Introduction: How to Drive a Relay From an Arduino (Bareduino) Using the Bare Minimum of Components

Picture of How to Drive a Relay From an Arduino (Bareduino) Using the Bare Minimum of Components

So i have come up with some ideas for some projects (i may or may not post) that involves relays.

So i get my browser ready and get on to eBay and order me some relays, and wait for delivery .......

I got myself 5 pcs of "JQC-3F 5 Pin SPST Coil Power Relays DC 3V" (I am a noob at this electronics stuff) thinking that the ATMega328 pin out voltage should be able to turn on and off the relay instead of using the more traditional relay module as I like to try and simplify and make things less complicated an boil it down to the bare minimal.

Well that didn't work :(

Step 1: What Do You Need...

Picture of What Do You Need...

1 * JQC-3F 5 Pin SPST Coil Power Relays DC 3V, Currently for the bargain of £2.64 for 10 , free delivery !!! (http://www.ebay.co.uk/sch/i.html?_from=R40&_sacat=...)

1 * Breadboard £0.99 on ebay free delivery (http://www.ebay.co.uk/sch/i.html?_from=R40&_sacat=...)

1 * Arduino board (Or a Bareduino in my case) £6.99 , free and fast delivery(http://www.ebay.co.uk/itm/Arduino-UNO-R3-328-ATMEG...)

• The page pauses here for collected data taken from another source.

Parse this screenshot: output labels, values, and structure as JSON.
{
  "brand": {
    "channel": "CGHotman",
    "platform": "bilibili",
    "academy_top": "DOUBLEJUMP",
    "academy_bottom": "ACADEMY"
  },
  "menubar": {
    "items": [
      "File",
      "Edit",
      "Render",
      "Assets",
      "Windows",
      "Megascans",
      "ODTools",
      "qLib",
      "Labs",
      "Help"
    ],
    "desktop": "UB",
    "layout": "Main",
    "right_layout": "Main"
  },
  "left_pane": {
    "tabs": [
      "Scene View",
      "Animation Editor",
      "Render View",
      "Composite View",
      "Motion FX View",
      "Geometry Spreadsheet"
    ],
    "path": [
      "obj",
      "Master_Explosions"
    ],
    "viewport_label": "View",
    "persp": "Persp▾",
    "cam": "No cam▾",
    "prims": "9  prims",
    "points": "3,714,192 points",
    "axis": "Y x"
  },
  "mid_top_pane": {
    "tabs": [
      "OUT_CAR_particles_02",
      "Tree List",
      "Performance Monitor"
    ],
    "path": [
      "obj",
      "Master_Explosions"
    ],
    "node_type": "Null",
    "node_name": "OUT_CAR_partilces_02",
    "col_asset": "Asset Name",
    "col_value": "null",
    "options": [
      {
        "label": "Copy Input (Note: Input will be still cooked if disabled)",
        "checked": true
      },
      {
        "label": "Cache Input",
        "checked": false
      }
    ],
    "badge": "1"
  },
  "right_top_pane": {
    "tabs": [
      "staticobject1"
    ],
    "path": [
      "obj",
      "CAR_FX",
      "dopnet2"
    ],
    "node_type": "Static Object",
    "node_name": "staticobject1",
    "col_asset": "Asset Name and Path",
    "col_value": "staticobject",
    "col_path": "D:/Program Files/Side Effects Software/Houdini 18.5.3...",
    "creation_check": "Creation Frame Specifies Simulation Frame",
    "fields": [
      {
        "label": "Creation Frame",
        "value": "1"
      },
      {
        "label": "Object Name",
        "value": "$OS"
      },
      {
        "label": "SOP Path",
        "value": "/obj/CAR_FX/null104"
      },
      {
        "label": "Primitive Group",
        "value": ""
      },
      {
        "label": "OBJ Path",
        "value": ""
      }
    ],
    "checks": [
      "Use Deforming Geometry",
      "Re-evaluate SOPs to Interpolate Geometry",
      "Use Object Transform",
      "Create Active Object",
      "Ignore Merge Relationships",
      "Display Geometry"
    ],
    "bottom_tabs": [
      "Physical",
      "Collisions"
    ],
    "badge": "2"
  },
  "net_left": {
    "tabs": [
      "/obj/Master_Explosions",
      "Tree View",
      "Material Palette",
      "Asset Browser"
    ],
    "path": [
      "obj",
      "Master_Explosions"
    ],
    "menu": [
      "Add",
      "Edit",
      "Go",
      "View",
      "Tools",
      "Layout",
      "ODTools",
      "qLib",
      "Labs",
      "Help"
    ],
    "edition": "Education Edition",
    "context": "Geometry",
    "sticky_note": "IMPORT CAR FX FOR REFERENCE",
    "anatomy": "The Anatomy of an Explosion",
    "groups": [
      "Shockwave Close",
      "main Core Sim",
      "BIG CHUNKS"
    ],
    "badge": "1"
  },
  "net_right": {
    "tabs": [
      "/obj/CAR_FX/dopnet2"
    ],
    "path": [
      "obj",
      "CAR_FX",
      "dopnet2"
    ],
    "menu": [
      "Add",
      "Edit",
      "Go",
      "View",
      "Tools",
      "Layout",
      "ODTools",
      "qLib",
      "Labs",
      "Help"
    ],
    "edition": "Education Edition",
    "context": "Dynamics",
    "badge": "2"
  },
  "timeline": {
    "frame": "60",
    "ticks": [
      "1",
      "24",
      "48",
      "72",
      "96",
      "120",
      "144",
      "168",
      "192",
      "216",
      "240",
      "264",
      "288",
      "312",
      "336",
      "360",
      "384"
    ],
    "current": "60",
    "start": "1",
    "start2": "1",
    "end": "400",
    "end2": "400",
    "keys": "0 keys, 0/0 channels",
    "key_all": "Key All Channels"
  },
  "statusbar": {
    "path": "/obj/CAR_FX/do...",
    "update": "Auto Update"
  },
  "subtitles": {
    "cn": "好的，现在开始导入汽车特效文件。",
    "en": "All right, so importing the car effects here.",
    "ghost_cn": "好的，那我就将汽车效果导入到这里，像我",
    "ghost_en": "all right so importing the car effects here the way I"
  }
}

Some dupont cables , £0.85 for 40 (http://www.ebay.co.uk/itm/40-Pcs-Dupont-Jumper-Wir...)

and whatever you like to turn on and off, in my case for now just an LED (i'm sure you can find one of them yourself)

Step 2: Hook It Up

Picture of Hook It Up

Hook it up as above and upload the code from below.

What you see in the image is:

  • 4 AA rechargeable batteries powering the AtMega328.
  • 5V (Red) going to the open relay pin (right hand side of relay).
  • Digital PIN10 (White), hooked up to one ned of the coil.
  • Black Relay cable going to ground.
  • And the last red cable (left of relay) going to the LED which is connected to ground.

So when pin 10 goes hight, the relay connects the 2 red cables and viola !

Initially i didn't get the relay to turn on with just one output pin, so i came up with the idea to just add one more pin (White Digital PIN 9 and Grey Digital PIN 10, Frizing image) and that did the trick.

In the video you see that somehow it can work with just one pin, but i'm not too that will work if you have the micro controller run other things at the same time.

In an effort to run the relay with as little current as possible with 2 PINs, consider messing around with a POT or add some resistors so you bring the coil current down to a minimum so it doesn't pump out 40mAh/PIN :)

Step 3: Code:

#include "LowPower.h"
void setup() {
pinMode(9, OUTPUT); pinMode(10, OUTPUT); }
void loop() {
digitalWrite(9, HIGH);
digitalWrite(10, HIGH);
LowPower.powerDown(SLEEP_1S, ADC_OFF, BOD_OFF);

digitalWrite(9, LOW);
digitalWrite(10, LOW);
LowPower.powerDown(SLEEP_2S, ADC_OFF, BOD_OFF); }

Comments

Jsmchiang (author)2016-10-03

Not a good idea. Before you turn the second pin high, the first pin will be shorted to ground from the second pin.

Skorekaj (author)Jsmchiang2016-10-04

Are you sure, i mean the 2 pin is set to output ?

Even if thats the case one could just stick a diod in on the second pin.